= Rachel Sayet =

American educator

Rachel Sayet or Akitusu (Mohegan for 'She Who Reads') is a Mohegan tribal member and Native American educator. Sayet focuses on food sovereignty and the revival of traditional Native foods. Sayet has lectured at historical societies, conferences, high schools and universities, using storytelling and discussions of Native American foods. She states in her many writings that her main goal is to expand awareness of Native New England history and culture.

==Early life==
Rachel Sayet grew up attending events and festivals centered around Indigenous food. She attended the Green Corn Festival, Succotash Time, and summer powwows around New England. Sayet was the oldest in her family, she also has a younger sister, Madeline Sayet. Being the oldest in her family allowed her to spend more time with her elders alone. During her time with her elders, Sayet would drink tea and tell stories. They would go to the woods to pick flowers and herbs and Sayet would hear stories of giants and little people. These were some of her favorite stories to hear growing up. Sayet's mother, Melissa Tantaquidgeon Zobel, serves as both the Mohegan Medicine Woman and Tribal Historian. Sayet's entire family had a mission of educating people about the history of Native People in New England. Sayet's Uncle Harold once stated, "you can't hate someone you know a lot about."

==Education==
Rachel Sayet received her Bachelor of Science from Cornell University in Ithaca, New York. She later received her master's degree from Harvard University in anthropology. Sayet's thesis was on stories of a culture hero named Moshup, a giant who is taller than the tallest trees and stays near the ocean catching whales. Moshup married Granny Squannit who was the leader of little people and keeper of plants and medicine, which ties back to the stories she would hear as a girl. Moshup exists both in Mohegan and Wampanoag traditions. Moshup and Granny Squannit represent the balance between male and female and big and small.

==Tantaquidgeon Indian Museum==
Sayet's aunt, Dr. Gladys Iola Tantaquidgeon, Mohegan Medicine Woman, founded the Tantaquidgeon Indian Museum with her brother in 1931. The museum is located in Uncasville, Connecticut and is now the oldest Native-run museum in the country. Within the museum are Mohegan artifacts, with a room dedicated to artifacts from other tribes across Indian Country. The museum began an initiative to further food sovereignty by including a garden and a greenhouse.

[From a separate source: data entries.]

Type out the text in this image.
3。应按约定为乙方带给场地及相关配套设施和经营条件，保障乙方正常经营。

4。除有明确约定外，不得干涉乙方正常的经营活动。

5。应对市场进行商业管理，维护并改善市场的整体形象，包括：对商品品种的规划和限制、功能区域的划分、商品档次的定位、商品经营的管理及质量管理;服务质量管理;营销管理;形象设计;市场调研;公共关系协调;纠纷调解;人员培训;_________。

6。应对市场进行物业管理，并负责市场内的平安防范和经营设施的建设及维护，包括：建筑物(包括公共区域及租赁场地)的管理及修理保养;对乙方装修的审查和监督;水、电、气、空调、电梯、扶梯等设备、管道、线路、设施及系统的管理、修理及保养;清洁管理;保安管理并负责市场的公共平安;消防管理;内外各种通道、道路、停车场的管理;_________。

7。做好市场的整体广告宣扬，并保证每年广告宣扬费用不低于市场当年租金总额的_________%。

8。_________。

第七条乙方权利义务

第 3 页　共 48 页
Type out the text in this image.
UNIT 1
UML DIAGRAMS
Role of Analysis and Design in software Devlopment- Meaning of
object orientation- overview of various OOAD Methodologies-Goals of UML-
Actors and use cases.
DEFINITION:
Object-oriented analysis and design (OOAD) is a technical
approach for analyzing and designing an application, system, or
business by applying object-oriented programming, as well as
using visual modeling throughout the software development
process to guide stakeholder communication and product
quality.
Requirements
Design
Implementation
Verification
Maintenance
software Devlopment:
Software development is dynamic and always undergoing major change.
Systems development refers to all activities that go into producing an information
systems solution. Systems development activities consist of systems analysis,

==Work in food sovereignty==
Sayet started her food sovereignty work in the fall of 2017. In September, she visited the Red Lake Chippewa Nation in Northern Minnesota. During her time there, Sayet participated in their food summit, which was sponsored by the Red Lake Local Foods Initiative. Sayet learned skills to reclaim traditional diets such as seed saving. She visited their fishery that processes local walleye, which is shipped and distributed worldwide. Later in the fall of 2017, Sayet joined a team of Indigenous chefs led by Chef Sean Sherman called Sioux Chef team. The team of chefs hosted a series of pop-up dinners in New York City during the week of Thanksgiving. Each dinner had a regional theme, with the ultimate goal to re-Indigenize Thanksgiving.